新羅の歴史は不思議である。その歴史はまさに虎の威を借りた猫である。
三韓の発展形として国家に変遷したのであるが、文化的にも制度的にも最も遅れていた新羅が2世紀余りの間に半島を統一する国家に成長した。
唐、高句麗、百済という強国の中央に位置していながら、互いの利害を風見鶏のごとく利用し同盟国を乗り換えることで結果的に強国高句麗にも勝利する。また新羅はその成立過程からすでに高句麗の属国ともいえ、高句麗の人、文化との交流がかなりあったものと思われる。
百済と日本、新羅と日本の関係を見ていく場合、一旦この新羅の歴史の特殊性を押さえておく必要がある。
@【新羅の発生〜高句麗の属国?】
新羅は辰韓の発展により4世紀初めに建国。同時に百済、伽耶も国に発展していく。4世紀末には勢力を増した高句麗の影響下におかれる。
A【新羅建国〜百済と手を結ぶ】
高句麗の影響下で新羅は国力をのばすと高句麗と対抗していた百済と同盟を結ぶようになった。五世紀後半には新羅―百済で高句麗と対抗するようになる。6世紀には正式に新羅を名乗り当事者が王を名乗る。王は世襲制に変わって、安定してくる。法興王(514-540)のときに律令制を整え、中国北部の遼と関係を結び、仏教を公認した(532)。受容までかなり時間がかかったようで、百済や高句麗に比べて、三国の中ではもっとも遅く、日本に仏教が定着した550年頃までかかる。
B【三国の緊張関係】
百済が高句麗から奪い返した漢城を新羅が奪うことで、百済、高句麗、新羅の三国は決定的に対立するようになった。こうした中、新羅は伽耶を滅ぼしたり朝鮮半島北部の咸興平野までその領域を広げたが、566年に中国北斉に冊封された。
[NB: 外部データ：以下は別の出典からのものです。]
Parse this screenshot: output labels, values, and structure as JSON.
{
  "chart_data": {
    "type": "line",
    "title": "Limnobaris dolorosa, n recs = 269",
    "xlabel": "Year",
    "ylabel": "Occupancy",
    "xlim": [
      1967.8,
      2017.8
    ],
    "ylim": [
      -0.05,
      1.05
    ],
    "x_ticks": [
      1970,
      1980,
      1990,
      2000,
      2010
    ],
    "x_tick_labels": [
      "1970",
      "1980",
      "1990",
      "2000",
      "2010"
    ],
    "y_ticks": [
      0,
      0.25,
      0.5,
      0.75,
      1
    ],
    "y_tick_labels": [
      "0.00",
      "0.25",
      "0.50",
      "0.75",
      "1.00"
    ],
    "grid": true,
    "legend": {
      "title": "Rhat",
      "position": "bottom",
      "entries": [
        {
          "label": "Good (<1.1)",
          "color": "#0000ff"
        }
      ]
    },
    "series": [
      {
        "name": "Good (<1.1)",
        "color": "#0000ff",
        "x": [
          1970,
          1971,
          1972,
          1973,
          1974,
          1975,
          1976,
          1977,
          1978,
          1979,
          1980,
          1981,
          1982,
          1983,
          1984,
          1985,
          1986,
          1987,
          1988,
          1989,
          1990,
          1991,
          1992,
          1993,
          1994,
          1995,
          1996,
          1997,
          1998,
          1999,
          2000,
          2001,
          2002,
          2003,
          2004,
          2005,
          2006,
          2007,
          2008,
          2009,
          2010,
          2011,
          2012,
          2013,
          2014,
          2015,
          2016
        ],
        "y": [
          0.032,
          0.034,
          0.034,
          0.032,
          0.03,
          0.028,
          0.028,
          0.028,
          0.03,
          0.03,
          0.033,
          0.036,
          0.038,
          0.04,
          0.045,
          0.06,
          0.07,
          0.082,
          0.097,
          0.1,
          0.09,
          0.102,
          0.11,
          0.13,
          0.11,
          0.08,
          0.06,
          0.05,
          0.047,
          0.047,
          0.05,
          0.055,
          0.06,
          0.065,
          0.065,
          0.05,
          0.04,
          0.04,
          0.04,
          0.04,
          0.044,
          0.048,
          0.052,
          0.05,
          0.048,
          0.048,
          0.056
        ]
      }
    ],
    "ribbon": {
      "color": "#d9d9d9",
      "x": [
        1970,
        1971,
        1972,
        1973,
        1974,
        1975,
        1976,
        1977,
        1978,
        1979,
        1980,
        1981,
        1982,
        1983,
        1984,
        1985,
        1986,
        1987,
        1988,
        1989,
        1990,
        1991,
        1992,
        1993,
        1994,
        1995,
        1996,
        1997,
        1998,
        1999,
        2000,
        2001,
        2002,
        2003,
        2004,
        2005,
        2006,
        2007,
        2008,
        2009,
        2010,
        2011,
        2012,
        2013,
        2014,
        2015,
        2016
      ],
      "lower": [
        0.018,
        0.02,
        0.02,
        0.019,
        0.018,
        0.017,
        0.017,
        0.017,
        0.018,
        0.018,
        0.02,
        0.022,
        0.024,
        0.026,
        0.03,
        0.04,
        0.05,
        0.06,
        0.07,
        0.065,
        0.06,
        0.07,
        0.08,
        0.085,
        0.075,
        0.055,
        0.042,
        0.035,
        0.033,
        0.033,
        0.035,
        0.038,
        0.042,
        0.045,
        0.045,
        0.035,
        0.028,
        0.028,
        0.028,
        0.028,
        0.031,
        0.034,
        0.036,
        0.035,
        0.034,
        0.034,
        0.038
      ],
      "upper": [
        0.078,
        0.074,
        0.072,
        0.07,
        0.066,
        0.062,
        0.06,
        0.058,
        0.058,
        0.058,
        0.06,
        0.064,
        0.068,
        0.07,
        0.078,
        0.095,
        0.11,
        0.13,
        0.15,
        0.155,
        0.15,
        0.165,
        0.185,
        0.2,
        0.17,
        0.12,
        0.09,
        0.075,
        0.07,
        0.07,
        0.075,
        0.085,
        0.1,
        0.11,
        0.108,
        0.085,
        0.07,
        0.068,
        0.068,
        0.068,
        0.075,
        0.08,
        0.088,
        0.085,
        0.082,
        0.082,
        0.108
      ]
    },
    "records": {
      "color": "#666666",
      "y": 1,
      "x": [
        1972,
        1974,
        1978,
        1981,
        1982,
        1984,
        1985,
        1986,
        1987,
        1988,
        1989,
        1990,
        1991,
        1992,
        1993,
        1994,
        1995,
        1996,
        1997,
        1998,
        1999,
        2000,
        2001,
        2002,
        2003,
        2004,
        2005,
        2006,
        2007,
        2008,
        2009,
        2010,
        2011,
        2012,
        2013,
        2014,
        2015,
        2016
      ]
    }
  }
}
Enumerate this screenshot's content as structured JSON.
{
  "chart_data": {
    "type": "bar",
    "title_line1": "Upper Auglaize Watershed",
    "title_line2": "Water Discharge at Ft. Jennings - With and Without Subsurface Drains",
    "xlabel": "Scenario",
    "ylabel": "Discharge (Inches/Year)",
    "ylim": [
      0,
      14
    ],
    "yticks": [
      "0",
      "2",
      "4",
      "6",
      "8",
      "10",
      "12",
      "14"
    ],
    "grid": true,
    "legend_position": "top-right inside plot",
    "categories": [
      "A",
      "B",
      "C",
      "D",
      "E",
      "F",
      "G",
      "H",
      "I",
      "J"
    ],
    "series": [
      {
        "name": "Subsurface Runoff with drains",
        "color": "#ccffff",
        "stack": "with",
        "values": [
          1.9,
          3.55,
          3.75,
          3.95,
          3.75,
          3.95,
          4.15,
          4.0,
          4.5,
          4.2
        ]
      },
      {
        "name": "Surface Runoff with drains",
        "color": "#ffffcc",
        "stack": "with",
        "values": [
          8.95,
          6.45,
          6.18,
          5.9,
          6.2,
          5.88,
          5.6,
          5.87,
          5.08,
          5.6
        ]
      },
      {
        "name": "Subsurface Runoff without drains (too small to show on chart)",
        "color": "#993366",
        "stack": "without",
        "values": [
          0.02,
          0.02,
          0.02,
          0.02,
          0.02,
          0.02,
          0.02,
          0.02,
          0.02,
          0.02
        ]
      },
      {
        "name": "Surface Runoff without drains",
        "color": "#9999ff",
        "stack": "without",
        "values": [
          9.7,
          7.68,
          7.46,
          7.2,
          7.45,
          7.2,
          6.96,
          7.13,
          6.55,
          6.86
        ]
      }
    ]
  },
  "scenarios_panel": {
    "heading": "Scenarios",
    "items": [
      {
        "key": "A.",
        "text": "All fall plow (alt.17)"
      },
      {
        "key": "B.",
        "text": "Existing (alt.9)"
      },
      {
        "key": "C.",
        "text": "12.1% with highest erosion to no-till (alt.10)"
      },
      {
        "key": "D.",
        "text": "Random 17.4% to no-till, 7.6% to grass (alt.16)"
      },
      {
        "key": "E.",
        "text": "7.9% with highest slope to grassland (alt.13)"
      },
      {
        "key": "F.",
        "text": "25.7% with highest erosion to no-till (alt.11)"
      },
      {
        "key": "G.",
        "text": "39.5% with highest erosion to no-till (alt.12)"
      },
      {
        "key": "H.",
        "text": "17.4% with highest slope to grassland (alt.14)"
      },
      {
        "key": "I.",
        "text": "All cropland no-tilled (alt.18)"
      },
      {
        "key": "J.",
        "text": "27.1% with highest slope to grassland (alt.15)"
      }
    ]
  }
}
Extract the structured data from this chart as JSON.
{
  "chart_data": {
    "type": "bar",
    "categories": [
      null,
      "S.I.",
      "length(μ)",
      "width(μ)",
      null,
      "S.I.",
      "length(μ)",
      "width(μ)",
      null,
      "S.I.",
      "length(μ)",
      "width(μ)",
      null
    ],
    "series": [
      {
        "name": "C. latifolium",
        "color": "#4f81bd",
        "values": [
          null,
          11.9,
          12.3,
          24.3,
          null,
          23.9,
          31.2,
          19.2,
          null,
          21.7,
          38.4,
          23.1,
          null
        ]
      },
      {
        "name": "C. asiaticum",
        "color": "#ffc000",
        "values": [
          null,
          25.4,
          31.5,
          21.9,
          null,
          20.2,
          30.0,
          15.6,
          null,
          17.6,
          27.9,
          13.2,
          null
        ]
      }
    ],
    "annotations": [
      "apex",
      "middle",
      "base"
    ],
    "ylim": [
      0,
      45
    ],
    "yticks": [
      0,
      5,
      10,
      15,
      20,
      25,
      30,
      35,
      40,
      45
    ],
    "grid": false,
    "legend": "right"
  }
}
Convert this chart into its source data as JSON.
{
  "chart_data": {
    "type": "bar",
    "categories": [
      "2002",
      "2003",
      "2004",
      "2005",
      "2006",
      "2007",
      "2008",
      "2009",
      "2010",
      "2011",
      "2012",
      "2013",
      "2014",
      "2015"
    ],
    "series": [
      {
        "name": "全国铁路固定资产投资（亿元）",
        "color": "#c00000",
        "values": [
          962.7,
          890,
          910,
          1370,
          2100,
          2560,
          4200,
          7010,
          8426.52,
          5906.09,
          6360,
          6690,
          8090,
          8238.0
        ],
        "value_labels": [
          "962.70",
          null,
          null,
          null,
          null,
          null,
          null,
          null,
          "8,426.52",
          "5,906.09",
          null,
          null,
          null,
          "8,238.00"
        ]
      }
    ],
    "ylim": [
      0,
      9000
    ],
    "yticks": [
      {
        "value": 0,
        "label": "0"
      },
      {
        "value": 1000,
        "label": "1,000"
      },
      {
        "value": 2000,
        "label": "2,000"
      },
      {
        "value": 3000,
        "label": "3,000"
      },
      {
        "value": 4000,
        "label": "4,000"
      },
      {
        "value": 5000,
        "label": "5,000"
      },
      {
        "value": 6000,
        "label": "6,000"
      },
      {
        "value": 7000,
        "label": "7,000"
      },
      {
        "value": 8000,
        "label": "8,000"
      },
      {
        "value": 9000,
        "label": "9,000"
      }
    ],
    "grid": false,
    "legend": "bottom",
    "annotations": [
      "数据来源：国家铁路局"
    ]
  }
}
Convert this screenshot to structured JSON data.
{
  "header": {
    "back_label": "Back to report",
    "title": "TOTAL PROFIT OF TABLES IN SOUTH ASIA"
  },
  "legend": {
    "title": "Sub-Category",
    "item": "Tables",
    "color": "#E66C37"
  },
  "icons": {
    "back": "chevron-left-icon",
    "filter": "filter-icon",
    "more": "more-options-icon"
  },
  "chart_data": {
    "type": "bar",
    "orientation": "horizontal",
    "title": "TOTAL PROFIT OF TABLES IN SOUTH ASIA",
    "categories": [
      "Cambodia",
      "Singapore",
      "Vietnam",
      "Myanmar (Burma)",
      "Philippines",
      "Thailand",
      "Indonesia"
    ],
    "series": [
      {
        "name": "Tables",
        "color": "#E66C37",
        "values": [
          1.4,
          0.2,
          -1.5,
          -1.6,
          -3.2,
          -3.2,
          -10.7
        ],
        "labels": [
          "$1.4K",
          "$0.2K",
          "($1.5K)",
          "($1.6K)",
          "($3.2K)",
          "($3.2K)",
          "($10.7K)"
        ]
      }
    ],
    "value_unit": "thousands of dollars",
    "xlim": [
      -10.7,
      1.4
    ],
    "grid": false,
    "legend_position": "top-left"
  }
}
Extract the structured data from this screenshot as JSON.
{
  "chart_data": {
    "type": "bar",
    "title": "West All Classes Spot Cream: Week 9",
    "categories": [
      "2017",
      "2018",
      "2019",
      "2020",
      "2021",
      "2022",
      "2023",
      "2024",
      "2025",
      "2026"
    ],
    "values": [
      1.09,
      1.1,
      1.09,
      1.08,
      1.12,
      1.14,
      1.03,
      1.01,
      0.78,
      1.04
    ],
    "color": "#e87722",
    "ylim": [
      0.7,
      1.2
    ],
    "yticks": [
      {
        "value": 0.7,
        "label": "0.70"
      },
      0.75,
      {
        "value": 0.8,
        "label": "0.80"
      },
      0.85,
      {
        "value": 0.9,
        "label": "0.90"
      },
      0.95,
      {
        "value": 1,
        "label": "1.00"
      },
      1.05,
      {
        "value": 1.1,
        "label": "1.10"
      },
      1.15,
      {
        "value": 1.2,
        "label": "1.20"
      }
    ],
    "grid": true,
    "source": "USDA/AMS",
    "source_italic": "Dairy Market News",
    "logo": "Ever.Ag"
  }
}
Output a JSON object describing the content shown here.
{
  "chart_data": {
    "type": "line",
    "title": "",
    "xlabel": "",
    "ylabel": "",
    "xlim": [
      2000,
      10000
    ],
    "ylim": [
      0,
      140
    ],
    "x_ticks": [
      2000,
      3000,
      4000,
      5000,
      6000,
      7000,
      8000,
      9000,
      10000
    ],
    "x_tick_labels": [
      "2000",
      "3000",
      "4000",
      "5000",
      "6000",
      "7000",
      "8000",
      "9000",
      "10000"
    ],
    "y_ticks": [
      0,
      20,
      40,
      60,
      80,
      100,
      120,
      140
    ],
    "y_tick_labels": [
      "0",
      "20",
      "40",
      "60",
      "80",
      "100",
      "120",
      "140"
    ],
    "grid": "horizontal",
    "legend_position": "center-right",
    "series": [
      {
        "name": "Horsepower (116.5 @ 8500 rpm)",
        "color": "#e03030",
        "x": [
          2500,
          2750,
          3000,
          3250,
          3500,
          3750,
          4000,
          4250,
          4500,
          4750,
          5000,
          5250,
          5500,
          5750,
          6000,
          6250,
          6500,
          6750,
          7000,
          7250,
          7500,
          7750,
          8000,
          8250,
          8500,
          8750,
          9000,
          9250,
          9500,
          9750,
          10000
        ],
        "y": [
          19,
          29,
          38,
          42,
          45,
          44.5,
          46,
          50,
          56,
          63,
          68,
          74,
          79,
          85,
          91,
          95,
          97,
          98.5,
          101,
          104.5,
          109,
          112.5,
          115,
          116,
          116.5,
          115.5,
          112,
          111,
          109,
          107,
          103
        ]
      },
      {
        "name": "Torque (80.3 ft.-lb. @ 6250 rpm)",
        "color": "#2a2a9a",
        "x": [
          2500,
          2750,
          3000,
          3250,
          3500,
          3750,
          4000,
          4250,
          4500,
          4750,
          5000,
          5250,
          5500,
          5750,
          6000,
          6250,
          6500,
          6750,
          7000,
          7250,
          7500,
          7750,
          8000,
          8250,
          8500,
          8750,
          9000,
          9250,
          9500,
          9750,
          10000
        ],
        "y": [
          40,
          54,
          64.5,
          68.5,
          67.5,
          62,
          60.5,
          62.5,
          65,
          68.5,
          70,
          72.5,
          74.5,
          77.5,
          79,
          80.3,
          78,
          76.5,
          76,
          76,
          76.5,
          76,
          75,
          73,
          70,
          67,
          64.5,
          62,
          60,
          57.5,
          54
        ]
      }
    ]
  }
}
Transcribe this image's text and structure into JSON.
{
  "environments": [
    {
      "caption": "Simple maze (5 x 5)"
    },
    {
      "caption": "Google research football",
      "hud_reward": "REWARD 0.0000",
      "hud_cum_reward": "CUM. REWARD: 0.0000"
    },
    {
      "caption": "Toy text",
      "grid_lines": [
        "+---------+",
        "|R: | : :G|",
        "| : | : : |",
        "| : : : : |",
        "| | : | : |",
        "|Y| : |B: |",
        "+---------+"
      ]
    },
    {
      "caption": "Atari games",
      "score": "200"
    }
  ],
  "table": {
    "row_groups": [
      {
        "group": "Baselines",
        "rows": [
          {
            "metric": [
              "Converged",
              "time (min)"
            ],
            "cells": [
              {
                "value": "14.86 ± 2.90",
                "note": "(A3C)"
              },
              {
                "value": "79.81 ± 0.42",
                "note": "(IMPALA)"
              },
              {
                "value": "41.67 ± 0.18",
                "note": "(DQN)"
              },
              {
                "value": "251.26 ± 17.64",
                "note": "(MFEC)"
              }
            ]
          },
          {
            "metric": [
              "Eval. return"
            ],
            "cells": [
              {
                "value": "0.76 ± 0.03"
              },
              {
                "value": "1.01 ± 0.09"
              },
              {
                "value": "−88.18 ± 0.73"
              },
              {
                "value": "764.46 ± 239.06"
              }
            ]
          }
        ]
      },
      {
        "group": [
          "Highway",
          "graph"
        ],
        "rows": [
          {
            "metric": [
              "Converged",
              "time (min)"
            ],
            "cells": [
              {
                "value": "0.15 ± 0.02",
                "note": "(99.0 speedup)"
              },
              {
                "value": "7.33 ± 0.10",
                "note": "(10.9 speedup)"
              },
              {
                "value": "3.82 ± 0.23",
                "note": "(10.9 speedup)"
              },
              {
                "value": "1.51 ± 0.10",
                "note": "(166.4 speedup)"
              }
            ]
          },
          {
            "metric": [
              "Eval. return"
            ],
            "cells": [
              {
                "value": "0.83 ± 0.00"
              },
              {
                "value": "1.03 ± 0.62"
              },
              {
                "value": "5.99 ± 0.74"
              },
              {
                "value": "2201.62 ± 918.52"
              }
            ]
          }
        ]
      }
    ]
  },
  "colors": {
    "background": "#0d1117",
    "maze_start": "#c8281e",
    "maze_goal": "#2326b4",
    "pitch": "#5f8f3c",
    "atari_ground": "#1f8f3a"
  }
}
C【朝鮮半島統一〜唐と手を結ぶ】しかし、新羅は泰安半島を支配したことにより、中国との交易路ができあがった。さらに善徳王(632-647)の時に三国統一の動きが始まった。百済との対抗が山場になったときで、金春秋(後の武烈王)を日本や高句麗に派遣して協力を求めたが、両国とも拒否したため唐に援軍を求めた。唐は高句麗を滅ぼしたかったので、新羅と結ぶことで南北から高句麗を挟むことができた。武烈王と次の文武王(661-681)の時に三国統一が行われ、唐との連合によって百済(660)、高句麗(668)が滅ぼされ、日本と百済が行った白村江の戦いにも勝利した(663)。
D【日本制圧、唐との戦争〜停戦】
新羅の勝利で、百済・、高句麗から日本へは大量に人が渡来し、日本は新羅、唐に備えて急遽朝鮮式の山城を築くなど臨戦態勢に入った。唐は百済、高句麗を支配し、引き続き新羅を支配しようとしたので、新羅は671年、唐と戦争を行った(羅唐戦争)。しかし、唐は新羅を攻めきれず、676年新羅と唐が停戦した。
E【新羅の発展・栄華〜高麗に敗れる】
新羅が三国を統一したことで、華やかだった百済文化の影響を受けて新たに発展した。特に仏教や儒教が発達した。935年高句麗の末裔である高麗に滅ぼされるまで270年間余り朝鮮半島を統一した。
参考リンク
※上記の年号を見ていくと日本と新羅の出来事に微妙な関連がある。
新羅が百済660ー高句麗668−日本663−唐671-676と戦争を繰り返す中、日本でも天智661-671 ⇒天武673-686と天皇が移行している。
白村江663の戦いの後、唐と新羅は九州に7年間(663-670)2000人の軍兵を置いて日本を監視している。大量の貢物を唐に贈る事で九州の攻撃を未然に防いだが、天武天皇はその3年後に即位している。あたかも唐が引き上げる条件として天武を唐の大使として日本に残したのでは?と伺わせる年号である。
また壬申の乱672は新羅が唐と戦った翌年に起こっている。
新羅が唐と戦乱を起こしている間を狙って天智天皇が天武勢力を解体するために壬申の乱は起こされたのではないか?